Hacı Zekeriya Koç

Baba Adı : Yakup
Ana Adı : Nadide
Doğum Yeri : Van-Ayanıs
Doğum Tarihi : 1908

Biz Ermeni olayları çıktığı sırada kendi köyümüzde, Ayanıs'ta bulunuyorduk. Bu çevrede tamamen Müslüman köyü Zeve, Mollakasım ve Ayanıs idi. Diğer köylerde beşer-onar hane Ermeni vardı. Bu mesela çıkmadan önce bizim Ermenilerle gidiş gelişimiz çok iyi idi. Mesela Ermenilerin çok olduğu Alaköy ile çok iyi görüşürdük, onlar bizi ziyafete çağırır, biz onları çağırırdık, aramızda hiçbir düşmanlık yoktu.

Sonra bu işler başlayıp Van'da muhacir olunca, biz de hicret etmeye karar verdik. Toplandık, dört araba dolusu, ne alabildiysek doldurduk, yola çıktık. Mağrip vakti biz yola çıkacakken Van'dan bir adam geldi, nereye gittiğimizi sordu, anlattık. Bize "Vay toprak başınıza, nereye kaçıyorsunuz?
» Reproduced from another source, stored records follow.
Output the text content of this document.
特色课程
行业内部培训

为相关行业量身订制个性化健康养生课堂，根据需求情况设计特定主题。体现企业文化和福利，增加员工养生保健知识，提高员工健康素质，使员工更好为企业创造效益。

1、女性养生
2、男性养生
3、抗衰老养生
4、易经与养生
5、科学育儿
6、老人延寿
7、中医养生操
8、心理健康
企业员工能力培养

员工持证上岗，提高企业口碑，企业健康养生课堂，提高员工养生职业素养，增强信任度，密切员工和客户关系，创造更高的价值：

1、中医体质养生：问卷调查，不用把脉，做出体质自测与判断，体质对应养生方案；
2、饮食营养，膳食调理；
Top bizde, tüfek bizde, asker bizde dönün oturun" dedi.

Bunun üzerine herkes evlerine döndü. Üç gün geçti, dördüncü gün olduğunda büyükanamın kapısındaydık. Bizim köylü üç adam vardı, nenem ekmeğin üzerine yağ yaymış, ben öyle ayakta onu yiyordum. Tek silah sesi duyduk, o adamlar dediler ki, "Bu silah Ermeni silahı sesi, teneke gibi vınlıyor (bizim silahlarımız şakıldardı), bu işte bir iş var" dediler.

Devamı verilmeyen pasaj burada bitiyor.